## Stage Pool 의 구성 & GA frontier 의 구성 분석

In [119]:
import sys
sys.path.insert(0, '../')

import numpy as np
import os
import json

import pandas as pd

import glob

import plotly
import plotly.graph_objects as go
from plotly.subplots import make_subplots
plotly.offline.init_notebook_mode(connected=True)

from utils_kyy.pareto_front import identify_pareto
from utils_kyy.utils_graycode import graydecode

## [0] GA - 파레토 프론티어 찾아놓기

In [None]:
data_path = '../logs/__New_main_experiment_1_GA_30gen/'

with open(os.path.join(data_path,"train_logging.log")) as json_file:
    data = json.load(json_file)

train_log = data['train_log']
niter = len(train_log)
npop = len(train_log['0'])

objs_fitness = []
objs_chromo = []
gen_num = []
for i in range(niter):
    gen_num.extend([i for j in range(npop)])
    fitness_i = [train_log[str(i)][j][1] for j in range(npop)]  # [-val_acc, flops]
    chromo_i = [train_log[str(i)][j][0] for j in range(npop)]  # [-val_acc, flops]
    objs_fitness.append(fitness_i)
    objs_chromo.append(chromo_i)

objs_fitness = np.array(objs_fitness)
epoch = list(range(niter))

objs_fitness[:,:,0]= -1*objs_fitness[:,:,0]  # -val_acc => +val_acc

y1 = objs_fitness[:,:,0].reshape(-1).tolist()  # val_accuracy 는 - 붙어있는채로 사용 => minimize 하는 pareto frontier 찾는 함수 그대로 사용
y2 = objs_fitness[:,:,1].reshape(-1).tolist()
idxs = [i for i in range(len(y1))]
pareto = [0 for i in range(len(y1))]

df = pd.DataFrame({'gen':gen_num,'idx': idxs, 'acc':y1, 'flops': y2})

## pareto front 찾기
data_30gen_score = df[['acc','flops']].values  # df 전부

# 1) flops 에 - 붙이기 => score 로 만들기
data_30gen_score[:, 1] = -data_30gen_score[:, 1]

# 2) 파레토 프론티어 찾기
pareto_30gen_idx = identify_pareto(data_30gen_score)
pareto_front_30gen = data_30gen_score[pareto_30gen_idx]
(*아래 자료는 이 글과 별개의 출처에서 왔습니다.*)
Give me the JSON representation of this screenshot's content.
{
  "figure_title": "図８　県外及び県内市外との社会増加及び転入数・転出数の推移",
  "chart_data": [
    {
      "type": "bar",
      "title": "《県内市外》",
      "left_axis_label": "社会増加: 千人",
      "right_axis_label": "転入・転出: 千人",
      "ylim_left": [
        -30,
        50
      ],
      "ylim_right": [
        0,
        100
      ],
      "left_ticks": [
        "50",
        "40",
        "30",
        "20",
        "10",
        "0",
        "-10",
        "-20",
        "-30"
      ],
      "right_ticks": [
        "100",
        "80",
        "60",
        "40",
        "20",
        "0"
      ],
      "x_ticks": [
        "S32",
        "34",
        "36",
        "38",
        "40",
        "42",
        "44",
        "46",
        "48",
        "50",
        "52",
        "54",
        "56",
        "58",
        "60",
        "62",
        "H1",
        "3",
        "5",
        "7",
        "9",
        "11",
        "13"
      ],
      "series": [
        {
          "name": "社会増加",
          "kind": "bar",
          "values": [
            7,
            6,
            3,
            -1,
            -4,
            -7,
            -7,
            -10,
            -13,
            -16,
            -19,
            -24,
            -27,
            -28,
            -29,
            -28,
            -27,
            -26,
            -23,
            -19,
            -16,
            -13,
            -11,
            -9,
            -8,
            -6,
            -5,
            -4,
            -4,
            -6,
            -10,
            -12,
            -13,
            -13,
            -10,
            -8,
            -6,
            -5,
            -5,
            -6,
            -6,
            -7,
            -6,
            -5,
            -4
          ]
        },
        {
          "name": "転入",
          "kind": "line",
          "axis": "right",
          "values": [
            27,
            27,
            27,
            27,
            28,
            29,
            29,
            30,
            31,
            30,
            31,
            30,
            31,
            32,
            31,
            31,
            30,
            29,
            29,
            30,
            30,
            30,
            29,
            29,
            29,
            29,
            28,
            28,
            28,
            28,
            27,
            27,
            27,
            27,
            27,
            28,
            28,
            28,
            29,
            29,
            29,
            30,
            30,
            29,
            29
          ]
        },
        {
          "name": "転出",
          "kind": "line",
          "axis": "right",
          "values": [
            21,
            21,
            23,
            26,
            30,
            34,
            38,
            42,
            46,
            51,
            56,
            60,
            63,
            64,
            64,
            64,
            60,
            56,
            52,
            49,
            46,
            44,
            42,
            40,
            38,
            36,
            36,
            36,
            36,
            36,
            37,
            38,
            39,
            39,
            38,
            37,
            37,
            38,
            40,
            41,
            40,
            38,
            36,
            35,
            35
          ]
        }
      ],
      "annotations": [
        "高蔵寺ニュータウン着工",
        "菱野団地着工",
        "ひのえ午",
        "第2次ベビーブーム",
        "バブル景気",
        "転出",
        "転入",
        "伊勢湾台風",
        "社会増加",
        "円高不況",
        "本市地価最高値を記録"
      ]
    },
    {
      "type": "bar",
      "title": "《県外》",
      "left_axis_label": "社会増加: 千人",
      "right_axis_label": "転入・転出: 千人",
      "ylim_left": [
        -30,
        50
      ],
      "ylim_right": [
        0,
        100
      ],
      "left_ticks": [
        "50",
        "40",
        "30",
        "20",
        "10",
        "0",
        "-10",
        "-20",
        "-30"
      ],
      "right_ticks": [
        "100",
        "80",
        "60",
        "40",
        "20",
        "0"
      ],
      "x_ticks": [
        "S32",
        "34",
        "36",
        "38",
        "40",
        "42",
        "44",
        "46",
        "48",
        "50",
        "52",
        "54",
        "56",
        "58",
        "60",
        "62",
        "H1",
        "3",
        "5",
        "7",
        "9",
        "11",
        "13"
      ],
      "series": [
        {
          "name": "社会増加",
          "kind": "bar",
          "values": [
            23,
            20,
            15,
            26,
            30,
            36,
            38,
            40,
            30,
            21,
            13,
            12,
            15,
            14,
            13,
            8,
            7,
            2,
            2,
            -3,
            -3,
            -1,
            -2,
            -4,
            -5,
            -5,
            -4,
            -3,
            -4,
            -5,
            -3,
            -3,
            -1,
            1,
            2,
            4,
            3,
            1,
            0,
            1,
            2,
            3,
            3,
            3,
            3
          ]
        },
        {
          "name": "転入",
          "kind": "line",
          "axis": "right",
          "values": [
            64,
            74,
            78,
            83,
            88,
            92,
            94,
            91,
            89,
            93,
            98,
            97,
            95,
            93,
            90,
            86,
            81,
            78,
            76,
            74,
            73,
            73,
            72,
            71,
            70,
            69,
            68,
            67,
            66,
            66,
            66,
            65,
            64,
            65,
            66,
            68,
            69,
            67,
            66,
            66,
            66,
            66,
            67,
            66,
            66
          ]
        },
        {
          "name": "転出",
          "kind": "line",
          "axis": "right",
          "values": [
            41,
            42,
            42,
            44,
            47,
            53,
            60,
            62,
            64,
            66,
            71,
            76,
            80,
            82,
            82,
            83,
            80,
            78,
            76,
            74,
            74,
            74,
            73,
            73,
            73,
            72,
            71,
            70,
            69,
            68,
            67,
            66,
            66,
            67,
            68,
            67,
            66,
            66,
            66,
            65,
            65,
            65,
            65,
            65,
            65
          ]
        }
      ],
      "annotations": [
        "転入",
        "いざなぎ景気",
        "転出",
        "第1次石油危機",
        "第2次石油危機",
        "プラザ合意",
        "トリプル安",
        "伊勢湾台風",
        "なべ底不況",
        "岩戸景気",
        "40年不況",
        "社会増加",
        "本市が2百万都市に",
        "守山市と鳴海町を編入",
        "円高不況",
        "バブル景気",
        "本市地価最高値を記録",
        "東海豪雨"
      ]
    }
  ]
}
# 3) 파레토 프론티어에 있는 크로모좀 리스트 만들기
pareto_chromos = []
for idx in list(pareto_30gen_idx):
    i = int(idx / 20)   # e.g. 33 => 1 * 20 + 13 => 1 gen 의 14번째 => objs_chromo[1][13]  ## 각각 0번째 ~ 19번째 있음
    j = idx - i*20
    temp_chromo = objs_chromo[i][j]
    pareto_chromos.append( temp_chromo )

In [None]:
len(pareto_chromos)  # 파레토 프론티어상 총 크로모좀 개수

In [61]:
## 연습
chromo_idx = 0
individual = pareto_chromos[chromo_idx]

## Gray Decode to Decimal(십진법)
graph_name = []

gray_len = len(individual)//3
for i in range(3):
    # list to string
    tmp = ''
    for j in individual[gray_len*i:gray_len*(i+1)]:
        tmp += str(j)

    # sting to binary to num
    graph_name.append(graydecode(int(tmp)))

print(graph_name)

[124, 65, 25]


In [71]:
################################################################
# 파레토 프론티어에 있는 stage_1 ~ stage_3 까지의 graph 정리
################################################################
pareto_frontier_graph_name = []

for individual in pareto_chromos:
    # 1) Gray Decode to Decimal(십진법)
    graph_name = []  # => e.g. [124, 65, 25]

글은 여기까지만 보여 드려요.